Eu gostava de cerveja e não de Champanhe.
Eu gostava de comédia e não do drama.
Eu gostava de sonhar com um casamento em um igrejinha na praia e não em uma casa de festa fechada.
Eu gostava não ter frescura a ter que dá explicação.
Eu gostava do livre e não do ciúme.
Eu gostava de cantar alto e não me preocupar com meus cabelos sedosos.
Eu gostava ouvir os outros e não de falar….
Foi de tanto ouvir os outros que esqueci de olhar para mim. Meu fantástico mundo começava a desaparecer. Fui absorvendo e aos poucos me transformei em outra pessoa. Diziam o que deveria fazer, de quem deveria me relacionar, o que deveria gostar. Do que eu deveria querer, o que seria o melhor para mim. Eu escolhia aos poucos a vida do outro. E quem era esse outro?

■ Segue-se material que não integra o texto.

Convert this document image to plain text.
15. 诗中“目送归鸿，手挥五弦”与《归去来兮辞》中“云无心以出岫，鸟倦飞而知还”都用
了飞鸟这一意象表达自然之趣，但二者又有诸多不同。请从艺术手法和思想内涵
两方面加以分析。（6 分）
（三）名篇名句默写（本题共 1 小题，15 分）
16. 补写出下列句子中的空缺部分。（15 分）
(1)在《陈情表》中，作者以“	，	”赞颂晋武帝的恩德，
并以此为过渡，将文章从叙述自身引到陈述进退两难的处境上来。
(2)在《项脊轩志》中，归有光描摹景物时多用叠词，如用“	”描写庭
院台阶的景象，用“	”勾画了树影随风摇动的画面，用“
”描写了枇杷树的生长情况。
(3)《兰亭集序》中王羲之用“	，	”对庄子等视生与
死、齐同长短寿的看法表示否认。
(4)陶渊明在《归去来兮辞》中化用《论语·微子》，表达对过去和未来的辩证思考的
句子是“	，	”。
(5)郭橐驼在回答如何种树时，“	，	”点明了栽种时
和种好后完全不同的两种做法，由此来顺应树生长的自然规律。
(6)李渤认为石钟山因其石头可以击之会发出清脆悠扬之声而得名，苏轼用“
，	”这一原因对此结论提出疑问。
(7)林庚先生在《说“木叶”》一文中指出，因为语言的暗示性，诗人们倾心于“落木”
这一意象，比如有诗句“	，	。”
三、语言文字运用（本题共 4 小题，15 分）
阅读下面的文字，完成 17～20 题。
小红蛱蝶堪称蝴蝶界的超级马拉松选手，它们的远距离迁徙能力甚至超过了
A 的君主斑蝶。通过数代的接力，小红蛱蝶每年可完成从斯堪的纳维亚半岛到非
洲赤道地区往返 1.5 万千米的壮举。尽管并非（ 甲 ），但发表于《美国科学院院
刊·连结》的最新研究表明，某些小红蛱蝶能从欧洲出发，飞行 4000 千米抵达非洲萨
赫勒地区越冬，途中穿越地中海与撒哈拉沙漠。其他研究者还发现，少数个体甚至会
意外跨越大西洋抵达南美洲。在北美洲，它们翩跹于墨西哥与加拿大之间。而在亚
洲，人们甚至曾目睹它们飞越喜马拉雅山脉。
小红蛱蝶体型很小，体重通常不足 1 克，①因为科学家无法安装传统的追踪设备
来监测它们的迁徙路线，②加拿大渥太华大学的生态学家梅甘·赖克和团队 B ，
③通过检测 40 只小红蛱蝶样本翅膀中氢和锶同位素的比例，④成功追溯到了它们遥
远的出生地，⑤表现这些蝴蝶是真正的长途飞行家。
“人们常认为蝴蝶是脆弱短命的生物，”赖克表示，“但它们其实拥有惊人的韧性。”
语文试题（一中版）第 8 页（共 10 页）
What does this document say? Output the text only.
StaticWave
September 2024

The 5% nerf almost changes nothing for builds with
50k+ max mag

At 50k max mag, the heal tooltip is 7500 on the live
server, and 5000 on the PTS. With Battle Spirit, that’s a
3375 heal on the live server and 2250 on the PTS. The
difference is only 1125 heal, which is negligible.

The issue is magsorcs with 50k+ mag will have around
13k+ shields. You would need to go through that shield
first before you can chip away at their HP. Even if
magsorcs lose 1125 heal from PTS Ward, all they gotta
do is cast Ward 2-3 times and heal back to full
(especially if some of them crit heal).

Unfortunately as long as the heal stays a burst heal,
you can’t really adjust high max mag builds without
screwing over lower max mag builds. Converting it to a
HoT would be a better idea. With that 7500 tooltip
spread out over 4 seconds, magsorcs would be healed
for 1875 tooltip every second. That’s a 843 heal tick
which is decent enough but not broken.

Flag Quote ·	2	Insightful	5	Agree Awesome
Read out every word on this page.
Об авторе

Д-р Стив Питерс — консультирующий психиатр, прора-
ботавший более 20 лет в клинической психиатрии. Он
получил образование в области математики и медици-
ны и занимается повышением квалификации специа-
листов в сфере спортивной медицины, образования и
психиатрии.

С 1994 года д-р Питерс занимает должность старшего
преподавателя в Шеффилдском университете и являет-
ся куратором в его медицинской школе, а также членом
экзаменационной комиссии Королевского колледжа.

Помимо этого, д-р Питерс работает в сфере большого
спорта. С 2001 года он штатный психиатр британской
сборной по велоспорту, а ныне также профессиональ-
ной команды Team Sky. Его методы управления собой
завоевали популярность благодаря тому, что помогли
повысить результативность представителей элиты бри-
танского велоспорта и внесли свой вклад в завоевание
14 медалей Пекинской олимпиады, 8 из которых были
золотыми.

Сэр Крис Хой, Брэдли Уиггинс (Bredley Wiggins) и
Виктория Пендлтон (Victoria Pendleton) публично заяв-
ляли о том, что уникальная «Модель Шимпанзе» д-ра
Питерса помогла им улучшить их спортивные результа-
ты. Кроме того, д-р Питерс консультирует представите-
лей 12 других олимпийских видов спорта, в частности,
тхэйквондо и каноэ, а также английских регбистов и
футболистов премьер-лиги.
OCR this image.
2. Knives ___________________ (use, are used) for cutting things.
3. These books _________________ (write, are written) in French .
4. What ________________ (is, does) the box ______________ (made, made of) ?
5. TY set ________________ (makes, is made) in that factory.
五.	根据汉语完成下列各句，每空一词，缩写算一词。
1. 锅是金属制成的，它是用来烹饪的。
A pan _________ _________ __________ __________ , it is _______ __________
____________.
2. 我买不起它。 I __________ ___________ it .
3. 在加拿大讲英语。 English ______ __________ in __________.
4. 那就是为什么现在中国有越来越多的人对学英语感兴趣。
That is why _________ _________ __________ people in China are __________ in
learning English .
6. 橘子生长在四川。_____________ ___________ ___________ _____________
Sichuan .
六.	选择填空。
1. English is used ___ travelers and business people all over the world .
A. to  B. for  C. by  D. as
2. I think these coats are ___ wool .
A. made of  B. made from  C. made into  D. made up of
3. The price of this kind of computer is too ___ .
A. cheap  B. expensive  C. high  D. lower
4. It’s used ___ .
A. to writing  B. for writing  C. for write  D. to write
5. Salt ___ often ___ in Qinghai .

Eram todas as pessoas que eu amava: minhas amigas que tinham sonhos diferentes dos meus; meus pais que tinham pensamentos e valores diferentes dos meus; meus companheiros que tinham criações diferentes das minhas.
Mas que criatura seria eu? Que de uma criança brilhante e especial, me tornara um adulto sem saber o que queria? Então, em meio a muitos atropelos, muita vontade de olhar para o meu eu, com foco, determinação e sobretudo, com FÉ e ajuda de outras pessoas, descobri a felicidade que tanto buscava nos outros, em mim.
Hoje eu sei o que quero e o que não quero. Hoje sei escolher e tenho a consciência de que tudo tem dois lados: o bom e não tão bom assim.
Hoje eu prefiro conforto à roupa apertada; me alimentar de forma moderada à ter um corpo perfeito e ser escrava da beleza; sorrir de certeza à chorar de dúvidas; ter poucos amigos à ter muitos que não dão atenção; dá meu amor sem pensar em receber.
Eu quero consumir música. Eu quero livros. Eu quero superar minhas metas. Eu quero perdoar. Eu quero casar na praia. Eu ter meu papel nesse mundo. Eu quero dançar quando tiver vontade. Eu quero ser feliz. Eu quero um tempo para mim. Eu quero abraço. Mãos dadas. Quero beijos. Quero união da família. Quero preces. Quero flores e chocolates. Quero sinceridade. Quero viagens. Quero vinho. Quero colo de mãe. Quero uma casa enorme. Quero escrever um livro de histórias. Quero escrever um livro de piada sobre o meu dia. Quero massagem nos pés. Quero olho no olho. Eu quero…
No fundo o que sempre quis foi ser apenas eu mesma.